The opportunity to engage in direct-service legal work for clients is a unique component of Cornell’s first-year curriculum. The 1L Immigration Law and Advocacy Clinic is designed to provide first-year law students with the experience of counseling clients on immigration cases, performing research and writing for real cases, and engaging in community advocacy on emerging immigration issues. Immigration law is always changing and has a tremendous impact on the community, making legal work in this area challenging, relevant, and versatile. First-year students in the clinic will develop skills in legal analysis, client-centered lawyering, public speaking, and more.
After their first year, upper-class law students may have the opportunity to continue their work as an advanced student in Immigration Law and Advocacy Clinic II, or they may apply to other clinical programs at the law school.

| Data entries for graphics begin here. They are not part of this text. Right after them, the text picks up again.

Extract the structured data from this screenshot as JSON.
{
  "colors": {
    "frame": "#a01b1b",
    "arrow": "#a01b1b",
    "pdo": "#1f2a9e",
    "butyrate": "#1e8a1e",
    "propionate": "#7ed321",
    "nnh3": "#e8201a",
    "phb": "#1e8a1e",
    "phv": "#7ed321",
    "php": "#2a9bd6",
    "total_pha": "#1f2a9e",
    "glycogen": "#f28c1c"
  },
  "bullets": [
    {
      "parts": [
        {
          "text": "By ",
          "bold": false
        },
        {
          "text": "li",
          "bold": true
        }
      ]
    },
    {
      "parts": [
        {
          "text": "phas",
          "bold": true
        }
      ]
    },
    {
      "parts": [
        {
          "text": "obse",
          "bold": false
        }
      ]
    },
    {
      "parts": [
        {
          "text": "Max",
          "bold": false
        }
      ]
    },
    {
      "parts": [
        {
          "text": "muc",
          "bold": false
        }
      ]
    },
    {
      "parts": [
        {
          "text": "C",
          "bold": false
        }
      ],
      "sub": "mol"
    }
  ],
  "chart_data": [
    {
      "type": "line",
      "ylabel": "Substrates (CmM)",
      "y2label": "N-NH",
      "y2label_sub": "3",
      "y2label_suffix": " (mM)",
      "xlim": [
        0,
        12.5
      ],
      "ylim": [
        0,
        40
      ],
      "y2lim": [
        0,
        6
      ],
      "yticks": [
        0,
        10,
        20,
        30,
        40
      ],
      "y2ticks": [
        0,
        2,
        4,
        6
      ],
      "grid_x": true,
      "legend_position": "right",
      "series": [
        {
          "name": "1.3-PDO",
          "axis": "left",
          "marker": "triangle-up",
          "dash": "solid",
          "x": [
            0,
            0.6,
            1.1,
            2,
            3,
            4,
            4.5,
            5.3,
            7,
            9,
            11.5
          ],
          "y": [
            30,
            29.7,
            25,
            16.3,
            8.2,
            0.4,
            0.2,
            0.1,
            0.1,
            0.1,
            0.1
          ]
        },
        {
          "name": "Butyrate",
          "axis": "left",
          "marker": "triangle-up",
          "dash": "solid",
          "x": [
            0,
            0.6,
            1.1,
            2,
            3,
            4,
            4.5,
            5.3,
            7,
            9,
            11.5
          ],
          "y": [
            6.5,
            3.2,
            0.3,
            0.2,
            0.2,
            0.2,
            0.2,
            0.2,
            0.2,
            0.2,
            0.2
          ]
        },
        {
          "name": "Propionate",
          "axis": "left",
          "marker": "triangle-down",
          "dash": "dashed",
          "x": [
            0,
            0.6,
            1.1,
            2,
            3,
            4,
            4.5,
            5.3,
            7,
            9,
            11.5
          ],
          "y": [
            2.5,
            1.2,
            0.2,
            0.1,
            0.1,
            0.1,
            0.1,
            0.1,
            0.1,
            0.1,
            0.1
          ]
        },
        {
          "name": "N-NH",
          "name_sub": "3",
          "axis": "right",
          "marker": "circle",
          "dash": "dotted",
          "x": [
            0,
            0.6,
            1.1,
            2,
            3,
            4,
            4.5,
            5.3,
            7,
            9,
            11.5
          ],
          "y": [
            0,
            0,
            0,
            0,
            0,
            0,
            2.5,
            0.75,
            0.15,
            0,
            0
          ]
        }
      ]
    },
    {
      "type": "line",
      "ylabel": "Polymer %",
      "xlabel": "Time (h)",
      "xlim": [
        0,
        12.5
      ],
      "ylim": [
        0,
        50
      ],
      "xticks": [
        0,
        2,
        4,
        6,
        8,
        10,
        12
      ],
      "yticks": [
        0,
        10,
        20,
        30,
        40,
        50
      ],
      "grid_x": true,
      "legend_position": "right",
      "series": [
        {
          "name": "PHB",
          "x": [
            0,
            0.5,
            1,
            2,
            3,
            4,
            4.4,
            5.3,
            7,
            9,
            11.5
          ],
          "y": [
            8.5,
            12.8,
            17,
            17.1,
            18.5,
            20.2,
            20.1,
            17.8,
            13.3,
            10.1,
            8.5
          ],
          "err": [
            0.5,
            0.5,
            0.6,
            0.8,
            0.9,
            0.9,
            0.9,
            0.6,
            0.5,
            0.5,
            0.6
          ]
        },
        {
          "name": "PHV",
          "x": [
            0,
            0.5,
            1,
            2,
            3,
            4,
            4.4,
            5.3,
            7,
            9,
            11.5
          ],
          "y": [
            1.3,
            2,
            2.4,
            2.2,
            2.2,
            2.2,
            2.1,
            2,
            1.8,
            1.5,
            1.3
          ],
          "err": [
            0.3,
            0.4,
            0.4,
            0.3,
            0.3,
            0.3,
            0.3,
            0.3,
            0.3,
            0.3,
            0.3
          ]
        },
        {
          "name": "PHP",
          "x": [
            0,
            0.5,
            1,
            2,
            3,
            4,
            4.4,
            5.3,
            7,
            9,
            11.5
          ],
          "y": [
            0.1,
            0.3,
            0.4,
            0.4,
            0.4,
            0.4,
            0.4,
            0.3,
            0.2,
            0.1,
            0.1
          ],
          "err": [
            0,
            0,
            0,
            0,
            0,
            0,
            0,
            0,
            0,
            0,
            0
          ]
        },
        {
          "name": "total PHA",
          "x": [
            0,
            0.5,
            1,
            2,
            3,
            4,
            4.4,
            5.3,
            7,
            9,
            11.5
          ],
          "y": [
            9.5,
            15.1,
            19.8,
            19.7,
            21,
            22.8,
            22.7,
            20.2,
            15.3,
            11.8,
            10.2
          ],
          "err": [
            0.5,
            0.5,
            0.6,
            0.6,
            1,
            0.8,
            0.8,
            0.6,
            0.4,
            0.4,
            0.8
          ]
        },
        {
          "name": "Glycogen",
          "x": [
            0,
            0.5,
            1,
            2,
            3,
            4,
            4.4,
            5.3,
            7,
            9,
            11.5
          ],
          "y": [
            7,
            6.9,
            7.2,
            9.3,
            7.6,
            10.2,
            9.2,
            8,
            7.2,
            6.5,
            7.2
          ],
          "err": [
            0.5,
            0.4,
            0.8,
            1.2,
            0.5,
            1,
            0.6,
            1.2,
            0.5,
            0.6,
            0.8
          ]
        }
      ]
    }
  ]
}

“This course was the most amazing experience I’ve had at Cornell Law School. I’m not sure I will ever have an experience as formative as this one again, but I am eternally grateful for the effort both faculty put into guiding us through this clinic and giving us the opportunities to engage with real legal substance by doing genuine work. This clinic reminded me of the reasons why I elected to attend law school in the first place — namely, the fact that I wanted to utilize my resources and my opportunities to fight for those who’ve gone unheard and undefended for far too long. This clinic was a bright spot in my first year — one that has likely altered the trajectory of my legal career in a radical way.”
~Nathaniel Squires ’25
“I am incredibly grateful for my experience in the clinic. I’ve learned so many new skills and perspectives that have forever changed my understanding of what it means to be a good advocate.”
~Lucy Oh ’25
“I am so unbelievably grateful to have been a part of the 1L Immigration Law and Advocacy Clinic. Clinical work is an incredibly rewarding and fundamental aspect of American legal education, but it is rare for first-year students to have the opportunity to engage with clients in a tangible way due to the demanding nature of the first year of law school. Professor Kelley-Widmer always took first-year demands and expectations into consideration and did an excellent job assigning a manageable amount of work without sacrificing rigor. Having the opportunity to work with clients and present to community members about immigration policy changes transformed my first year, made me into a better student, and prepared me for the summer job search in a way no other first-year experience could have. I would highly encourage all first-year students to apply!
~Camilah Hamideh ’22
“Working in the clinic was an invaluable opportunity to have so early in my legal career. Having hands on experience with clients on a variety of immigration related issues and the hurdles they face helped me solidify the type of legal work I wanted to do. The experiences I gained transcended immigration law and gave me insight into effective advocacy, client relations, and the political influences on the law in a broader sense.”
~Siunik Moradian ’22
“Working on the ground in Dilley, Texas, gave me invaluable experience beyond the classroom setting. It made me a better advocate and taught me an incredible amount about the intricacies of asylum law.”
~Emily Szopinski ’20
“Representing DACA students and delivering Know Your Rights presentations on the greater Cornell campus through the clinic was the most rewarding experience of my law school career. It was an honor to do important, hands-on work in a time where immigration lawyers were (and continue to be) needed more than ever. The clinic’s focus on providing students the full opportunity and support to take up immigration and community-based lawyering projects gave me the tools to make administrative advocacy and litigation a meaningful part of my practice after graduation.”
~Amanda Wong ’19
“Working with asylum seekers was the most rewarding experience I have had in law school. Because asylum seekers don’t have a right to a lawyer at government expense, I know that the work we did was an incredibly important part of the process to help asylum seekers find safety in the U.S. I’m grateful that I had the opportunity while still in school to put my law degree to good use.”